Okay, it’s true confessions time – I frittered away the first month of the New Year. But maybe Groundhog Day is the perfect holiday for making those resolutions I never got around to a month ago. February 2nd is appropriately amorphous and a bit confusing – I can never seem to remember what it means when the groundhog sees his shadow, or not, as the case may be. And today I learned, to my dismay, that it’s all a hoax anyway.
Apparently the folks in Punxsutawney, Pennsylvania, decide ahead of time whether Groundhog Phil will see his shadow or not – the rodent’s actual behavior on February 2nd has nothing to do with it. The Groundhog Club’s Inner Circle meets ahead of time in tuxedos and top hats to predict the verdict, so the fix is in. Regardless, they say, Phil is never wrong, because there will always be more winter somewhere.* (Somehow this scenario brings today’s political landscape to mind, but that’s another story.)
Today, apparently Phil saw his shadow, thus predicting six more weeks of winter, whereas his rivals, including General Beauregard Lee at the Yellow River Game Ranch near Atlanta, predicted an early spring. (I watched the Georgia festivities on YouTube. The General evidently lives in a Southern-style mini-mansion, but he didn’t venture outside. If you were an animal on a game farm, you probably wouldn’t either.)
Of course the Bill Murray film Groundhog Day comes to mind. He’s fated to live the same day over and over ad nauseam, and that’s what I feel I’ve been doing for the past year or so, suspended in the limbo of a dreary gray time warp. It’s like flying in a jet through an endless cloud bank and losing all sense of direction or momentum. Unfortunately I don’t believe there’s any pilot at the controls, and I have no idea how to work the navigational system.
But that’s the kind of depressive drivel I’ve vowed to leave behind in this upcoming year. I rather like the airplane metaphor, but I could donate it to one of the characters in Death Denied, the novel I started last November during National Novel Writing Month. On the whole, I’ve been feeling a lot better, so much so that I decided (with the agreement of my shrink) to cut back by a third on my Zoloft. I’m feeling more energized already, so we’ll see . . .
My trusty old computer crashed disastrously a month ago today, contributing in a major way to my January doldrums. We managed to recover most of the data, but the machine is still under the weather and perhaps terminally ill. So I’ve switched to the laptop my husband has been urging me to try for ages. There are quite a few changes I need to get used to, but I’m actually beginning to prefer it. One feature that could turn out to be a pro or a con: the most comfortable place I’ve found for using it, in terms of posture, back support and keyboard usability, happens to be my bed. My cat Lunesta seems to agree – she’s curled up cozily atop my legs and purring.
And now for the next big hurdle: can I figure out how to post this blog entry? If so, then maybe I’ll finally feel empowered enough to confront getting my books up on Kindle by the end of February. Yes, I can!
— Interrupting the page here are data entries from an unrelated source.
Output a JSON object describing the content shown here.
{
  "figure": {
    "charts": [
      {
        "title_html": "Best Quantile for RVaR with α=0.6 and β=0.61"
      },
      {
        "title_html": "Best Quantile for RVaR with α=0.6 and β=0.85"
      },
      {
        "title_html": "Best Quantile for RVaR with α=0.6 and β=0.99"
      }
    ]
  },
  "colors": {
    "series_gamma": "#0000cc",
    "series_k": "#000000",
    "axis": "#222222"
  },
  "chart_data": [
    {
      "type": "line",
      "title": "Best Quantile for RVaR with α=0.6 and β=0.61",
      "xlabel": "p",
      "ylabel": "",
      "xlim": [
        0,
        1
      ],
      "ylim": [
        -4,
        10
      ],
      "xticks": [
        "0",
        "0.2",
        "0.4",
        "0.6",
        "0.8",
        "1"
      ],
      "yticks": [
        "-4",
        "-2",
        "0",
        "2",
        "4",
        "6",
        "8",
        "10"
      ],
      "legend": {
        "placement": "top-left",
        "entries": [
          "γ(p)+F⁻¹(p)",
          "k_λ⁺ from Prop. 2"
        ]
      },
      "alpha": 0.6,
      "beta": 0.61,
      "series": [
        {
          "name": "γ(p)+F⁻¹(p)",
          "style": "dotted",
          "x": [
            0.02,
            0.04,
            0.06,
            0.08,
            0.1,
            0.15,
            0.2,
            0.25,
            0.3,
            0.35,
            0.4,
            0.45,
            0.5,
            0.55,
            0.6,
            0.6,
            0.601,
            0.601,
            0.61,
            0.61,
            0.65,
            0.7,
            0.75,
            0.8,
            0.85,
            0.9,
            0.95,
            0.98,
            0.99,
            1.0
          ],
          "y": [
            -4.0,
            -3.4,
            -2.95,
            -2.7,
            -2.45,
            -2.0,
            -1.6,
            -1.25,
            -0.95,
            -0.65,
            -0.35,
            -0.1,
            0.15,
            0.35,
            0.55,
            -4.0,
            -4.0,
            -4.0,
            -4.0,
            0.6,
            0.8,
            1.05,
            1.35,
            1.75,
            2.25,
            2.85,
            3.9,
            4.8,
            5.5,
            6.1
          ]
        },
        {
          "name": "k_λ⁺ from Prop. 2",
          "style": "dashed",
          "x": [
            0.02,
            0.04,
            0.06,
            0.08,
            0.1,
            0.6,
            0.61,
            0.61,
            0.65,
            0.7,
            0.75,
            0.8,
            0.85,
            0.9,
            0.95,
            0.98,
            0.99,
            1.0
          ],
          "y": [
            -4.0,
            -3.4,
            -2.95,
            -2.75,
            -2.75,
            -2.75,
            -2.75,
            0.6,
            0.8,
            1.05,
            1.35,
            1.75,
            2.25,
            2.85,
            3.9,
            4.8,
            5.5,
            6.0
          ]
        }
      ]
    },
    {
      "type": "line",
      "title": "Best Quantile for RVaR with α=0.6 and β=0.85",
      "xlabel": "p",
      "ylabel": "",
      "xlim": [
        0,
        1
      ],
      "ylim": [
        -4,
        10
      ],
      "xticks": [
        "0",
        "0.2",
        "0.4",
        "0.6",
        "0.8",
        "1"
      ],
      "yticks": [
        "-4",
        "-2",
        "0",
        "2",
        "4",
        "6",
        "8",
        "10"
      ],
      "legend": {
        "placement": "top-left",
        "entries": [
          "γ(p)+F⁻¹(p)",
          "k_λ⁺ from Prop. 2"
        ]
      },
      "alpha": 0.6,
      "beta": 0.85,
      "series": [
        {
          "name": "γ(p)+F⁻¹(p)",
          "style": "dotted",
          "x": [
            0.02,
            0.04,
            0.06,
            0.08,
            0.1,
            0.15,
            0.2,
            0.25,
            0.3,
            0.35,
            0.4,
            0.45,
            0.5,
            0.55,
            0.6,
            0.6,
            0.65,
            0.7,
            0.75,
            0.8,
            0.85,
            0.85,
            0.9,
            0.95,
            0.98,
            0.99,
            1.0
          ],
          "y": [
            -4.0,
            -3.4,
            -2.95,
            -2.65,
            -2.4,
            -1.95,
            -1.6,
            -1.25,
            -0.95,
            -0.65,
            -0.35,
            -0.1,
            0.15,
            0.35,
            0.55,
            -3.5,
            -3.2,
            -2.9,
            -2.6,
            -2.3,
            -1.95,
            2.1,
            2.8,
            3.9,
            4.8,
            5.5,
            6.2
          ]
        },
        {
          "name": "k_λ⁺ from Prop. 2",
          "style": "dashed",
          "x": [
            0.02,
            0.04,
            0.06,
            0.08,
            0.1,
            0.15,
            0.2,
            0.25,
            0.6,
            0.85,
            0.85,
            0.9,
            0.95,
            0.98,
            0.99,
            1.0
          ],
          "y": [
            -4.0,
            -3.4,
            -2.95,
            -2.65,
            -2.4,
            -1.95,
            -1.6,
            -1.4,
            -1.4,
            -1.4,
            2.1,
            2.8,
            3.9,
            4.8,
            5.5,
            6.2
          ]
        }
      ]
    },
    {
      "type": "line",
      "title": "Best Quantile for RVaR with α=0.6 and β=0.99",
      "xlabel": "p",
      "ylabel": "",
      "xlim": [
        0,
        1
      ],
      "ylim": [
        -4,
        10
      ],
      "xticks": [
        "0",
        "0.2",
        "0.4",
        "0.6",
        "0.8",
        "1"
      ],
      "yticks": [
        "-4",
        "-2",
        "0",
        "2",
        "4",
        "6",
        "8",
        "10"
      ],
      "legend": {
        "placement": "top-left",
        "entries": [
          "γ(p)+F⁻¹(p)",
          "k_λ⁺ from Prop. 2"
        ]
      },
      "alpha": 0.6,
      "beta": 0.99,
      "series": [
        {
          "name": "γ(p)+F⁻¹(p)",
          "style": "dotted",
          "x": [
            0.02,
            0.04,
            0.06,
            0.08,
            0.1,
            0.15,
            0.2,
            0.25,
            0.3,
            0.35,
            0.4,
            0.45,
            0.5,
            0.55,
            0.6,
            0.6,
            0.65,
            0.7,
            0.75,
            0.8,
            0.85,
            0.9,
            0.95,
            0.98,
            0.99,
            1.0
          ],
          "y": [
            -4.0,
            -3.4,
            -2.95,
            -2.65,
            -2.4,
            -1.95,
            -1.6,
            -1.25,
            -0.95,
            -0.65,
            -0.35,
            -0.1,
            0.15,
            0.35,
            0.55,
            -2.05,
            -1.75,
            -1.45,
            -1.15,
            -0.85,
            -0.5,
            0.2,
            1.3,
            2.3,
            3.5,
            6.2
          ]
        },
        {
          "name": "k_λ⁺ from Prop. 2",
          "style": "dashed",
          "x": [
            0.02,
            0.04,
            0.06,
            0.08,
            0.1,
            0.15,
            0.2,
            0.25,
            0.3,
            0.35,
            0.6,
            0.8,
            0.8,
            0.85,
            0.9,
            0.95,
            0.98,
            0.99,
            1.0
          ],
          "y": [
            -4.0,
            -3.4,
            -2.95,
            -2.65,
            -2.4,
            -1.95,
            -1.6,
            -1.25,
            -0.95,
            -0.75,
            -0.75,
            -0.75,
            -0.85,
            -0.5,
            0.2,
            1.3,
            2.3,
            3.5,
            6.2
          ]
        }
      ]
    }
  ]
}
*[See the complete story on today’s Huffington Post at http://www.huffingtonpost.com/2012/02/02/punxsutawney-phil-2012-winter_n_1249355.html]
Betsy Tuel says
I enjoyed this piece of writing, Julie. I hope you continue to feel better and better and can get out of the depressive state. Your metaphore of flying endlessly through or within the clouds is apt.
Whether or not the ground hog sees his shadow or if tuxedo clad men make a decision ahead of time as to his seeing his shadow or not, here is the truth.
It is six of one and half dozen of another. I’m not sure which way the saying goes but it is all the same. See shadow=6 more weeks of winter.
Not see shadow=42 more days till spring. Those are the same!!! From Feb 2 to first day of spring is 42 days or 6 weeks. Yes, it is a game that give some folk some early February fun.